Why I believe in psychic surgery

(Part two)

One of the things that Western investigators fail to notice is the context of the healing activity of the so-called faith healers and psychic surgeons of the Philippines. Almost all the faith healers I have observed (over 35 of them) are members of a local religious group called the Union Espiritista Cristiana de Filipinas (or the Union of Christian Spiritists of the Philippines) based in Quezon City, but with thousands of members, mainly from Central Luzon, Bulacan, Pangasinan, Baguio and the Ilocos Region.

Various types of healing, including psychic surgery, were originally part of the Sunday religious service. A medium gives instructions from the spirit world on what to do. The group teaches members how to become mediums and healers. There are many types of mediums.

Some become prophets and make predictions. Others become evangelists and extremely few become psychic surgeons. According to this group, a person does not become a psychic surgeon (or medium operador) by choice, but the spirit chooses him or her. Members of this group are not allowed to accept money for their healing services. But if tempted to accept money, he or she had to resign and establish their own spiritist church.

Most members of the espiritista religion originally come from the rural areas and have little education, but later, there were a few individuals from the upper middle class and professionals who joined the organizations.

Biased views

Cutting the flesh with knives, like what Brazilian healers do, is possible, but doing this with one’s bare hands, taking out diseased tissues and tumors, is impossible. That is why Brazilian healers are more believed than Filipino psychic surgeons.

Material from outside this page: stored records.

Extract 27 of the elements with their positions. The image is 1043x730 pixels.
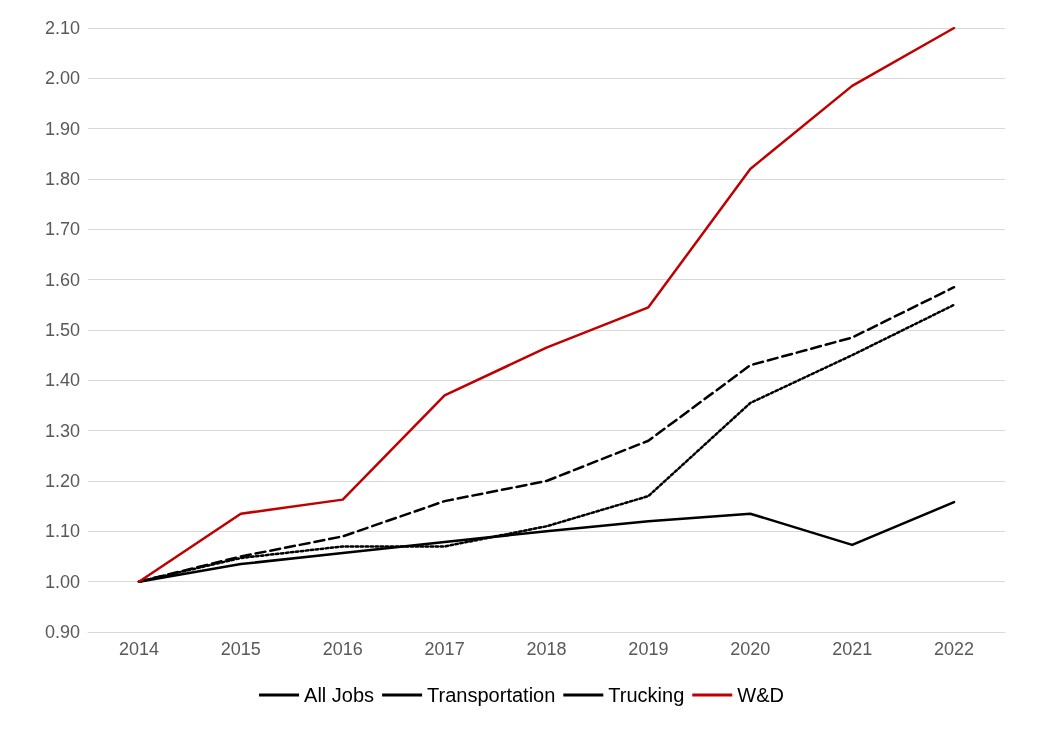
line-series bbox=[137, 26, 956, 583]
y-tick-label: 1.50 bbox=[44, 320, 80, 340]
y-tick-label: 1.90 bbox=[44, 118, 80, 139]
x-tick-label: 2021 bbox=[832, 639, 873, 659]
legend-label: All Jobs bbox=[304, 684, 375, 706]
legend-label: W&D bbox=[737, 684, 784, 706]
legend-label: Transportation bbox=[427, 684, 556, 706]
y-tick-label: 1.20 bbox=[44, 471, 80, 491]
y-tick-label: 1.00 bbox=[44, 571, 80, 592]
y-tick-label: 1.60 bbox=[44, 269, 80, 290]
y-tick-label: 2.00 bbox=[44, 68, 80, 89]
y-tick-label: 1.70 bbox=[44, 219, 80, 240]
x-tick-label: 2016 bbox=[322, 639, 363, 659]
x-tick-label: 2019 bbox=[628, 639, 669, 659]
legend-label: Trucking bbox=[608, 684, 685, 706]
y-tick-label: 1.40 bbox=[44, 370, 80, 391]
x-tick-label: 2014 bbox=[118, 639, 159, 659]
x-tick-label: 2020 bbox=[730, 639, 771, 659]
x-tick-label: 2018 bbox=[526, 639, 567, 659]
y-tick-label: 1.80 bbox=[44, 169, 80, 189]
x-tick-label: 2015 bbox=[220, 639, 261, 659]
y-tick-label: 1.10 bbox=[44, 521, 80, 542]
x-tick-label: 2017 bbox=[424, 639, 465, 659]
y-tick-label: 1.30 bbox=[44, 420, 80, 441]
y-tick-label: 2.10 bbox=[44, 18, 80, 38]
x-tick-label: 2022 bbox=[934, 639, 975, 659]
y-tick-label: 0.90 bbox=[44, 622, 80, 642]
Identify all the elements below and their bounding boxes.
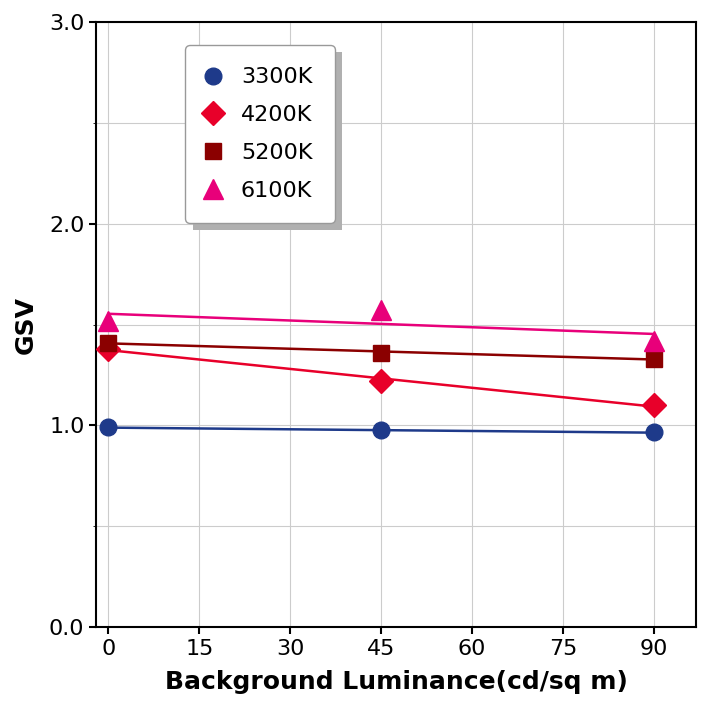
3300K	[104, 423, 113, 432]
3300K	[650, 428, 658, 437]
6100K	[104, 316, 113, 325]
4200K	[650, 401, 658, 409]
3300K	[377, 426, 386, 435]
5200K	[377, 348, 386, 357]
5200K	[104, 338, 113, 347]
4200K	[377, 377, 386, 385]
6100K	[377, 306, 386, 314]
6100K	[650, 336, 658, 345]
Line: 5200K: 5200K	[100, 334, 662, 367]
5200K	[650, 355, 658, 363]
Line: 3300K: 3300K	[100, 419, 662, 441]
4200K	[104, 345, 113, 353]
Line: 4200K: 4200K	[100, 341, 662, 413]
Y-axis label: GSV: GSV	[14, 295, 38, 353]
X-axis label: Background Luminance(cd/sq m): Background Luminance(cd/sq m)	[165, 670, 628, 694]
Legend: 3300K, 4200K, 5200K, 6100K: 3300K, 4200K, 5200K, 6100K	[185, 45, 334, 223]
FancyBboxPatch shape	[192, 52, 342, 230]
Line: 6100K: 6100K	[99, 301, 663, 350]
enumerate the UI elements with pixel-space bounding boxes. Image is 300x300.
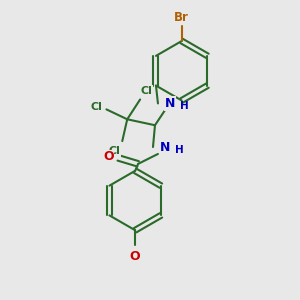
Text: H: H [175, 145, 184, 155]
Text: O: O [103, 150, 114, 164]
Text: H: H [180, 101, 188, 111]
Text: Br: Br [174, 11, 189, 24]
Text: O: O [130, 250, 140, 262]
Text: N: N [165, 97, 175, 110]
Text: Cl: Cl [140, 85, 152, 96]
Text: N: N [160, 140, 170, 154]
Text: Cl: Cl [108, 146, 120, 156]
Text: Cl: Cl [91, 102, 103, 112]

Just to show you how biased an opinion of the Western mind is when it comes to things that they do not understand, consider the following definition of psychic surgery from the internet:

“Psychic surgery is a pseudoscientific medical fraud in which practitioners create the illusion of performing surgery with their bare hands and use sleight-of-hand, fake blood and animal parts to convince the patient that diseased tissues have been removed and the incision has spontaneously healed.”

Notice that the words “fraud,” “sleight-of-hand” and “fake blood” are already included in the definition of psychic surgery. There is already a conclusion that the process is a complete sham or trickery. But as the Indian guru and philosopher Jiddu Krishnamurti pointed out, “When thinking starts with a conclusion, thinking stops.”

European investigators and researchers looking into the phenomenon of Philippine psychic surgery seem to be more objective and open-minded than their American counterparts.

According to Dr. Hans Naegeli, Swiss psychiatrist, although some of the Filipino psychic surgeons may have indulged in trickery and deception, not all the operations or interventions done by those healers can be explained as mere trickery.

No fraud

“In fact,” continued Naegeli, “throughout my years of observations of these healers, I have never personally witnessed a fraud being committed by a healer.”

Naegeli was a member of a group of scientists, engineers and physicians mostly from Europe who conducted some of the most thorough and objective analyses of the phenomena of faith healing and psychic surgery in the Philippines. When they first published the report of their observations in 1973, they were bitterly criticized by the scientific and medical communities in Europe.

“They considered me a fool for believing in the power of faith healers.” Naegeli told me during an interview at his hotel in Manila. “But that does not matter. They are beginning to change their views now because we have the proof.”

I agree completely with Naegeli, because I also believe in the reality of psychic surgery based on laboratory proof in at least three cases: my own prostate gland operation, which was confirmed by ultrasound before and after operation; a lymph node excision confirmed by the laboratory at the University of Santo Tomas Hospital; and a broken splinter of bone that was restored to its place and confirmed by X-ray before and after the psychic surgery.

If you say that all crows are black, all I have to do is produce one white crow to demolish the argument. In the case of psychic surgery, there is not one but hundreds of instances of proof that it is real.